Now a material invented at the Australian National University in Canberra and developed by the Australian Nuclear Science & Technology Organization may ensure that waste stays safely locked away in the ground for millions of years.

Called Synroc (for synthetic rock), it is an advanced ceramic. When fused with radioactive waste, it locks the waste inside its crystalline structure, its developers say. 

An 11-pound chunk of chemically inactive Synroc is all that is left after 22 gallons of highly dangerous radioactive liquid waste is processed.

About 97% of spent nuclear fuel can be recycled but mined uranium is so inexpensive at present that operators of the world’s 500 nuclear power reactors prefer to use it and then store the waste.

As uranium becomes scarcer and existing reserves are exhausted by the mid-21st century, uranium prices are likely to soar and nuclear plants worth billions of dollars will be forced to recycle waste or shut down.

‘‘Anyone who plans to get into this business has to take a long-term view,’’ ANSTO advanced materials director Adam Jostsons says. ‘‘Nuclear facilities take 10 years to build and by then you don’t know what the uranium supply situation will be like.


‘‘In the long term, it’s more sensible to reprocess spent fuel than to store it indefinitely.’’
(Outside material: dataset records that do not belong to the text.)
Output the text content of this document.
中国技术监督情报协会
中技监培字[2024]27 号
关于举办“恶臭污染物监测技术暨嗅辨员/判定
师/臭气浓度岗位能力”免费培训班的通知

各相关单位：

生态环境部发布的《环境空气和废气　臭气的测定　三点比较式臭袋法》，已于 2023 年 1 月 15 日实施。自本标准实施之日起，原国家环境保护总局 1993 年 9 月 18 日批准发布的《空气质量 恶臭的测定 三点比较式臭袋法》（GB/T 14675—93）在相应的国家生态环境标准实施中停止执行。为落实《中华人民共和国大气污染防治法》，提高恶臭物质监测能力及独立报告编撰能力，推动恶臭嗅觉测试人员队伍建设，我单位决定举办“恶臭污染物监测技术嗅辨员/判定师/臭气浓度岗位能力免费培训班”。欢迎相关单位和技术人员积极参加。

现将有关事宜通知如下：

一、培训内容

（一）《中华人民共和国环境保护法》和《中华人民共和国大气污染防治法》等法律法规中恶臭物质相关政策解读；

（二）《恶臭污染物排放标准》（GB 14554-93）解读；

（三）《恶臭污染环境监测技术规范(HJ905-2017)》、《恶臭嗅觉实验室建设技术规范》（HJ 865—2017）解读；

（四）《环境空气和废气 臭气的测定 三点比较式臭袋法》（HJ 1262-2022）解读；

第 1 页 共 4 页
France, Britain and Japan have spent billions of dollars becoming leaders in nuclear reprocessing.

The remaining 3% of spent fuel that cannot be reused will still give Synroc a niche, the partners believe.

Four big Australian companies last year formed a consortium to study its application and marketing.

The partners are mining firms CRA Ltd., Western Mining Corp. and Energy Resources of Australia Ltd., plus conglomerate Broken Hill Pty. Co. Ltd., ANSTO and the ANU.

Consortium chairman George Littlewood, a vice-president of CRA, says: ‘‘It’s a very, very big industry. We’ve got to the point where we’re saying, ‘This is worth a much closer look.’ ‘‘

Synroc resists leaching, even at high temperatures deep below the surface. Waste could be buried 2.5 miles down, eight times deeper than current methods allow, at levels where rock is more stable and waste less likely to return to the surface.

After a year and hundreds of thousands of dollars spent, the consortium commited itself in March to a second phase of study.


It has begun talks with the Australian government and is also talking to potential clients and partners overseas.

Ideally, the group would like to build a recycling and Synroc plant, in Australia or overseas, and offer a permanent site for the world’s nuclear waste.

The potential market is huge. The companies say a plant handling 1,000 tons of spent fuel a year - about 10% of the world total - would generate revenue of more than US$775 million (C$890 million) annually.

It would cost US$4.65 billion to US$7.75 billion and employ 10,000 people in construction and 3,000 to operate it.

Sparsely populated Australia has many geologically stable sites suitable for such a facility but it would need widespread support.

‘‘You can’t afford to get caught up in endless public relations battles. You have to work openly and carry the public with you,’’ says Jostsons, chairman of the study’s first phase.

When the Labor Party won office in 1983, it banned development of new uranium mines and nuclear reprocessing in Australia.

Recent government and party reports have urged Australia, which has 30% of the world’s uranium reserves but only 10% of the world market, to allow more mines and to expand into reprocessing and nuclear waste management.